Alessandro Tonchia, co-founder and head of strategy at Finantix, envisaged two key areas where AI could cause significant change.
“Firstly, around client intelligence and using AI to discover more around things such as events, and secondly, using AI to support extreme personalisation – for this it’s important to understand client needs, build a wholesome client profile and then configure work around this, with sophisticated personalisation about their risk preferences, investments and so on.”
Data transparency and compliance
Emma Kendrew, intelligent engineering services lead for Accenture Technology, stated that 2020 will require that companies make transparency a reality.
“If they don’t pull back the curtain on their business, they will lose trust and ultimately loyalty,” she said, adding: “The reason more transparency will be really important is because demand for it is growing, and the technology/tools are available, so we’re on the verge of someone being able to do it really well.”
Tonchia said it a key differentiating factor in the market will be use of data. “As we enter a new decade, clients know the type of customer experience they want to generate, but they are getting to the point where they say, ‘all of this is great, but I don’t have enough data, or the right data’.”
He continued that one crucial task over the next year will be to fill those containers of data. “Because, with that data, you can have client intelligence and also compliance intelligence, you have a better fitting suitability model that not only supplies intelligence, but can produce tailored proposals to the client and react to certain events, based on explicit or implicit client preference.”
Venkataraman cited the Treasury Committee and Financial Conduct Authority’s increased focus on operational resilience as something that will need the right RegTech approach in 2020.
“Modernisation and transformation of the IT infrastructure in banks is emerging as a major strategic direction,” he stated. “Regulatory compliance will continue to be a top spend area, as the need to comply with existing and emergent regulatory and industry initiatives continue.”

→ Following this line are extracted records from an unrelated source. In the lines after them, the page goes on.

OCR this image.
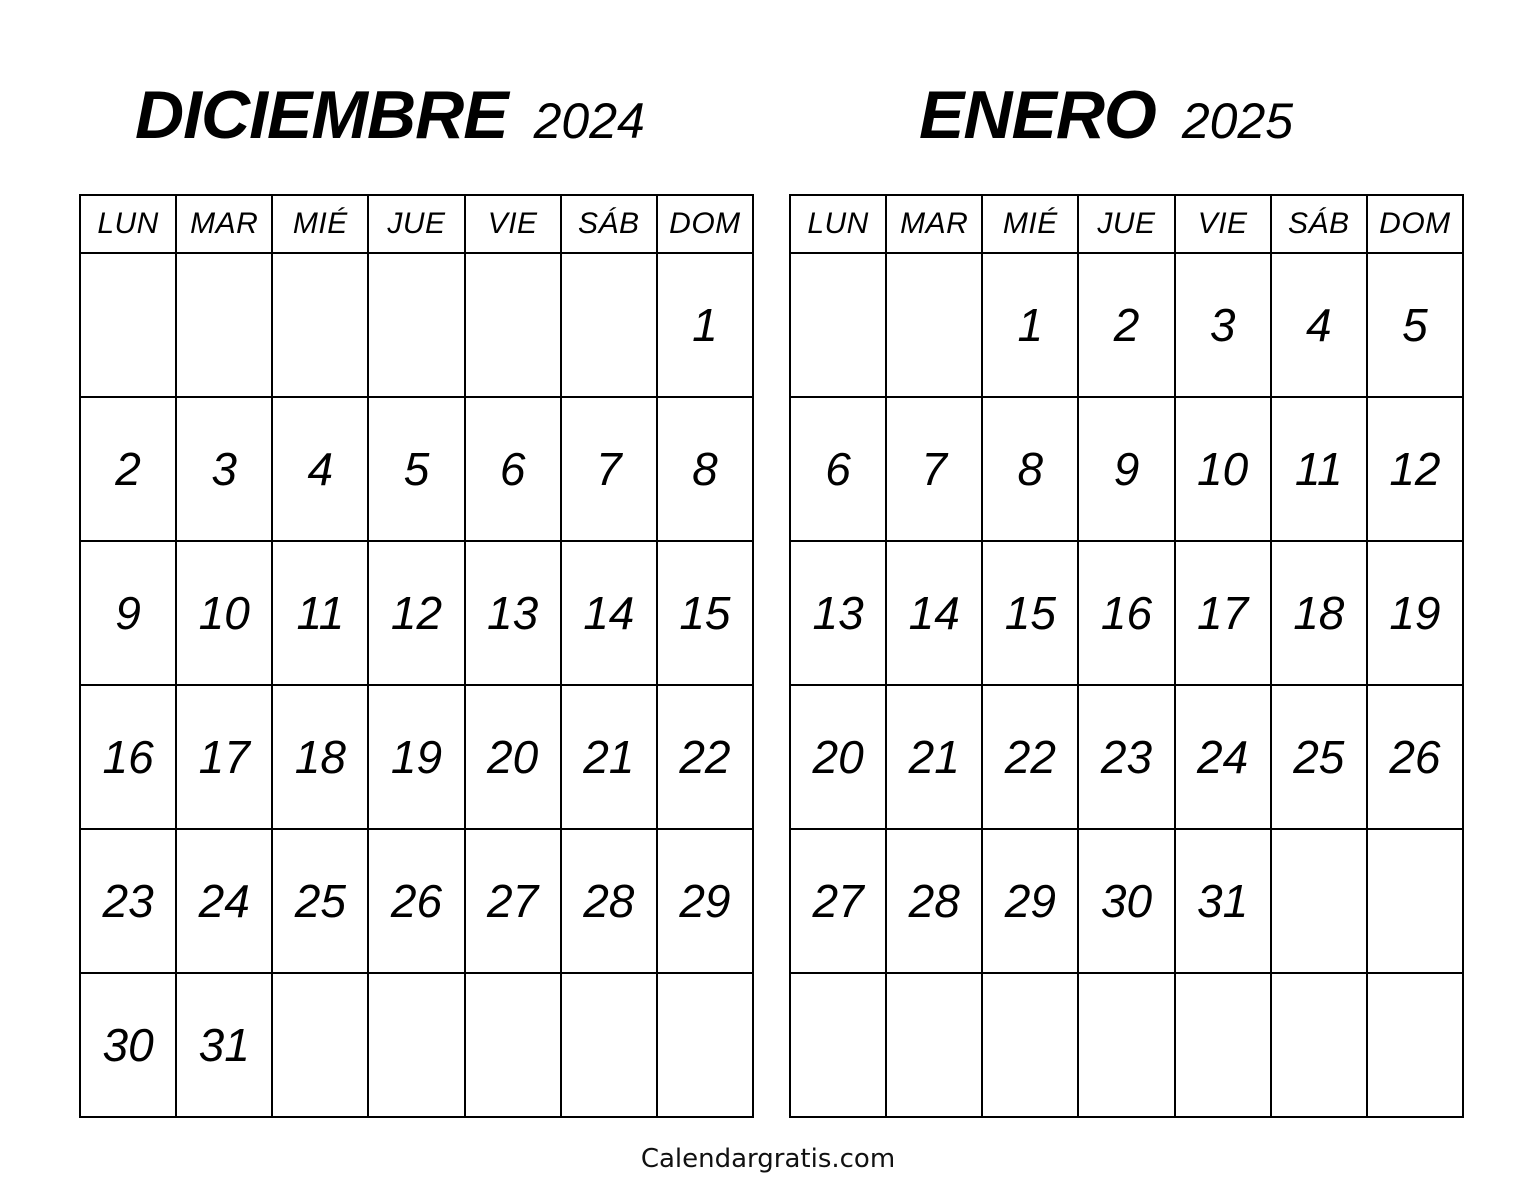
DICIEMBRE 2024	ENERO 2025
LUN	MAR	MIÉ	JUE	VIE	SÁB	DOM
						1
2	3	4	5	6	7	8
9	10	11	12	13	14	15
16	17	18	19	20	21	22
23	24	25	26	27	28	29
30	31					
LUN	MAR	MIÉ	JUE	VIE	SÁB	DOM
		1	2	3	4	5
6	7	8	9	10	11	12
13	14	15	16	17	18	19
20	21	22	23	24	25	26
27	28	29	30	31		

Calendargratis.com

A Kaspersky report warned that FinTech will increasingly become under attack from cyber criminals in 2020, in line with the rise in popularity of mobile investment and savings apps. “Not all of these apps utilise best security practices, like multi-factor authentication or protection of the app connection, which may give cyber criminals a potential way to target users of such applications.”
The security specialist’s monitoring of underground forums suggested that the source code of some popular mobile banking Trojans was actually leaked into the public domain. “Previous similar cases of malware source code leakage (e.g. Zeus, SpyEye) resulted in an increased number of new variations of these Trojans."